According to the Daily Freeman on Dec. 3, 2012, construction delays were caused by the hacking of the electronic construction traffic warning signs. Instead of the signs warning of road closures due to construction, they read “caution gorillas loose,” which needless to say caused traffic congestion and construction delays due to repeated hacking.
According to ncbuy.com on April 9, 2001, construction of a tiny resort island in S.C. had to be delayed as a result of a voodoo curse laid down by descendants of former slaves. Additionally, further complicating the construction schedule, was the nesting of federally protected bald eagles who built nesting on the jobsite.
And delays are not unique to U.S. projects.
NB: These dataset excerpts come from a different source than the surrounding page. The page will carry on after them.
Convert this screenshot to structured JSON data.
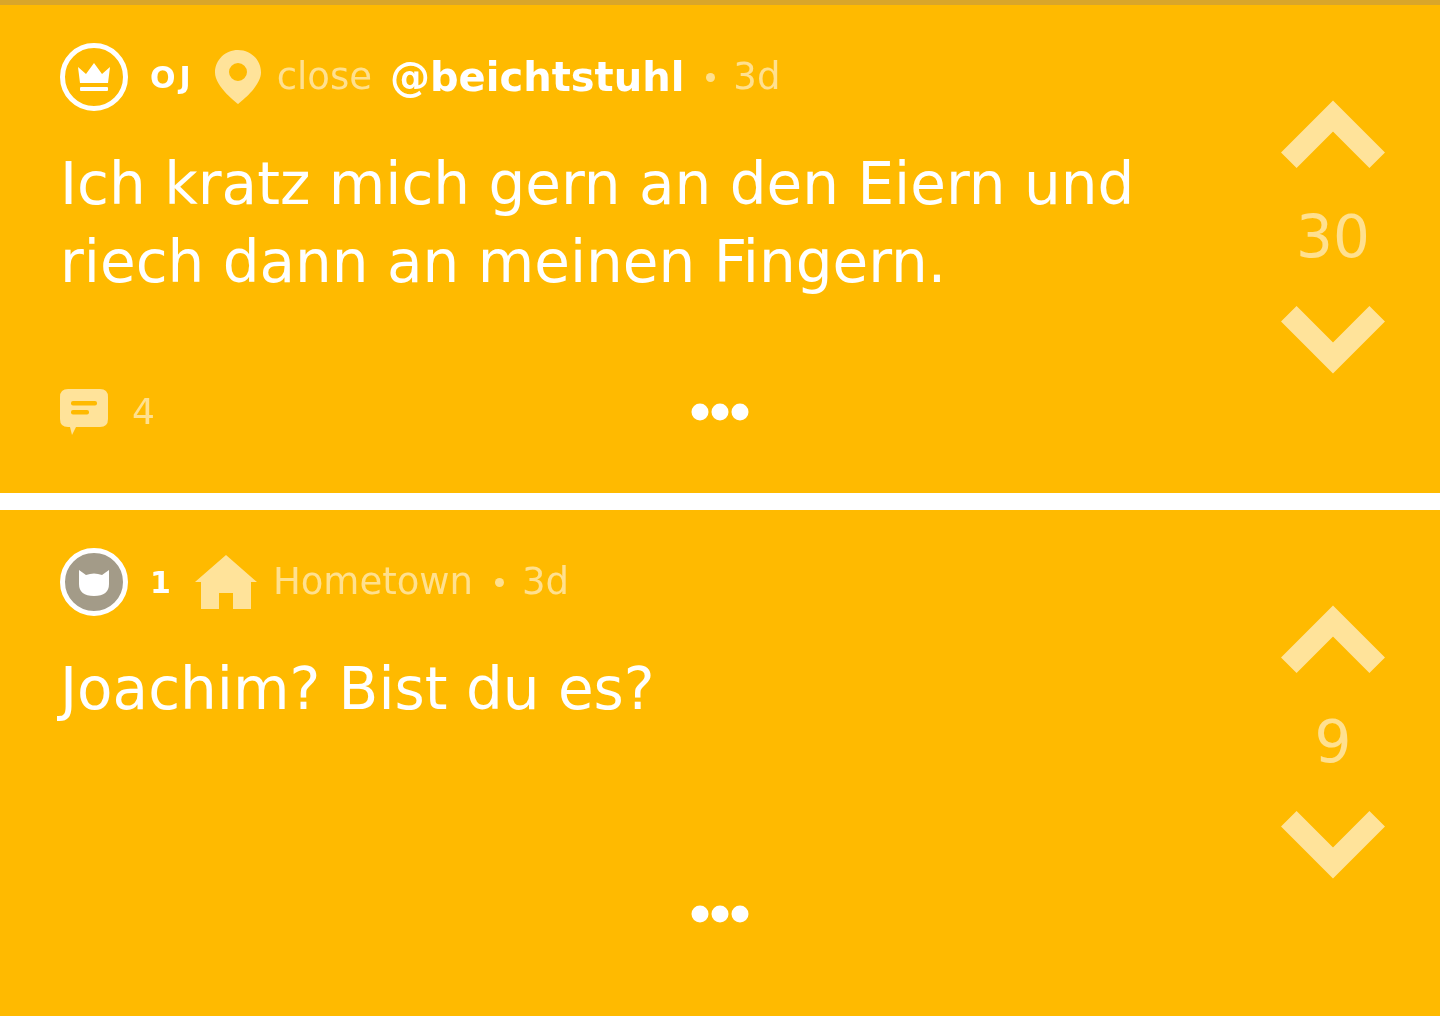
{
  "posts": [
    {
      "avatar": {
        "kind": "crown"
      },
      "author": "OJ",
      "location": {
        "kind": "pin",
        "label": "close"
      },
      "channel": "@beichtstuhl",
      "time": "3d",
      "text": "Ich kratz mich gern an den Eiern und riech dann an meinen Fingern.",
      "votes": "30",
      "comments": "4"
    },
    {
      "avatar": {
        "kind": "cat"
      },
      "author": "1",
      "location": {
        "kind": "home",
        "label": "Hometown"
      },
      "time": "3d",
      "text": "Joachim? Bist du es?",
      "votes": "9"
    }
  ]
}
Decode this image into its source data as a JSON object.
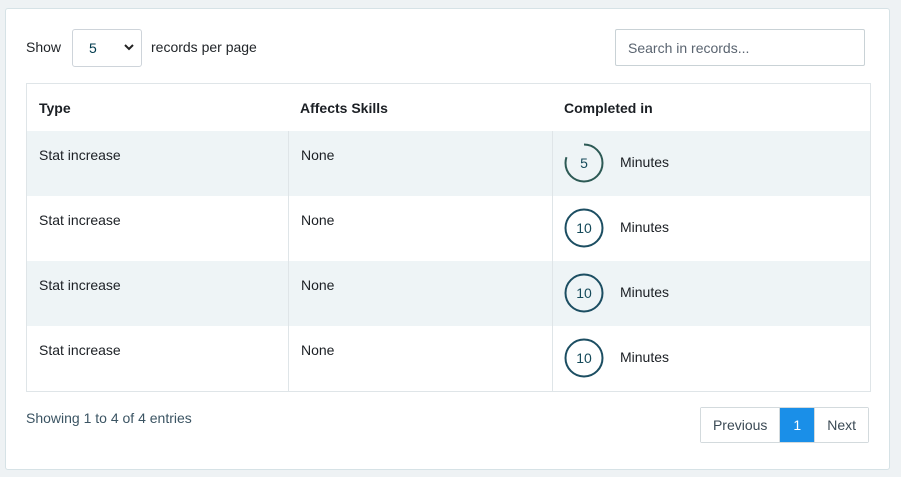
{
  "controls": {
    "show_label": "Show",
    "page_size_value": "5",
    "per_page_label": "records per page",
    "search_placeholder": "Search in records..."
  },
  "table": {
    "columns": [
      "Type",
      "Affects Skills",
      "Completed in"
    ],
    "rows": [
      {
        "type": "Stat increase",
        "affects": "None",
        "minutes": "5",
        "unit": "Minutes",
        "progress": 0.8
      },
      {
        "type": "Stat increase",
        "affects": "None",
        "minutes": "10",
        "unit": "Minutes",
        "progress": 1.0
      },
      {
        "type": "Stat increase",
        "affects": "None",
        "minutes": "10",
        "unit": "Minutes",
        "progress": 1.0
      },
      {
        "type": "Stat increase",
        "affects": "None",
        "minutes": "10",
        "unit": "Minutes",
        "progress": 1.0
      }
    ]
  },
  "footer": {
    "info": "Showing 1 to 4 of 4 entries",
    "previous_label": "Previous",
    "current_page": "1",
    "next_label": "Next"
  },
  "colors": {
    "ring_full": "#1c4e62",
    "ring_partial": "#2d5a55",
    "accent": "#1a8fe8"
  }
}
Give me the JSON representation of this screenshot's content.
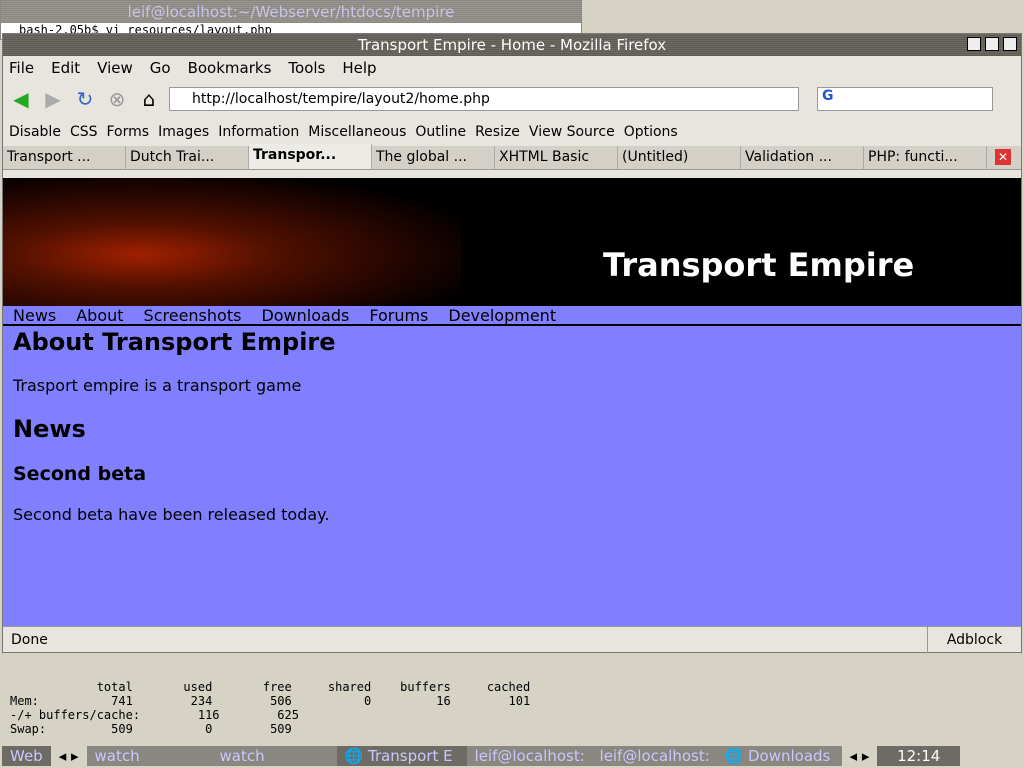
{
  "terminal": {
    "title": "leif@localhost:~/Webserver/htdocs/tempire",
    "command": "bash-2.05b$ vi resources/layout.php"
  },
  "firefox": {
    "title": "Transport Empire - Home - Mozilla Firefox",
    "menu": [
      "File",
      "Edit",
      "View",
      "Go",
      "Bookmarks",
      "Tools",
      "Help"
    ],
    "url": "http://localhost/tempire/layout2/home.php",
    "search_placeholder": "G",
    "devbar": [
      "Disable",
      "CSS",
      "Forms",
      "Images",
      "Information",
      "Miscellaneous",
      "Outline",
      "Resize",
      "View Source",
      "Options"
    ],
    "tabs": [
      "Transport ...",
      "Dutch Trai...",
      "Transpor...",
      "The global ...",
      "XHTML Basic",
      "(Untitled)",
      "Validation ...",
      "PHP: functi..."
    ],
    "status": "Done",
    "adblock": "Adblock"
  },
  "page": {
    "site_title": "Transport Empire",
    "nav": [
      "News",
      "About",
      "Screenshots",
      "Downloads",
      "Forums",
      "Development"
    ],
    "about_heading": "About Transport Empire",
    "about_text": "Trasport empire is a transport game",
    "news_heading": "News",
    "news_title": "Second beta",
    "news_text": "Second beta have been released today."
  },
  "free_output": "            total       used       free     shared    buffers     cached\nMem:          741        234        506          0         16        101\n-/+ buffers/cache:        116        625\nSwap:         509          0        509",
  "taskbar": {
    "items": [
      "Web",
      "watch",
      "watch",
      "Transport E",
      "leif@localhost:",
      "leif@localhost:",
      "Downloads"
    ],
    "clock": "12:14"
  }
}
According to the Daily Mail UK from Feb. 6, 2010, “essential construction work on planned reservoirs in Zimbabwe has stopped because mermaids have been scaring workers away.” Massive quantities of beer were brewed to carry out the rituals necessary to appease the spirits. Sounds like a jobsite many of us would have enjoyed!
Last, but certainly not least, according to the San Francisco Chronicle in May 2002, the endangered San Francisco garter snake struck again, stalling construction on the BART Airport extension for a second time. Construction had to be halted after workers found a dead snake and had it turned over to biological monitors for research. A similar incident in 2000 halted construction for 18 days and caused the district $1.1 million in construction cost delays.
Speaking of delays, writing this blog has turned my 30-minute lunch into a two-hour lunch, so I better quit before I write my next blog from the unemployment line. Happy New Year to all Site Prep readers, and feel free to share some of your wild and wacky excuses for construction delays.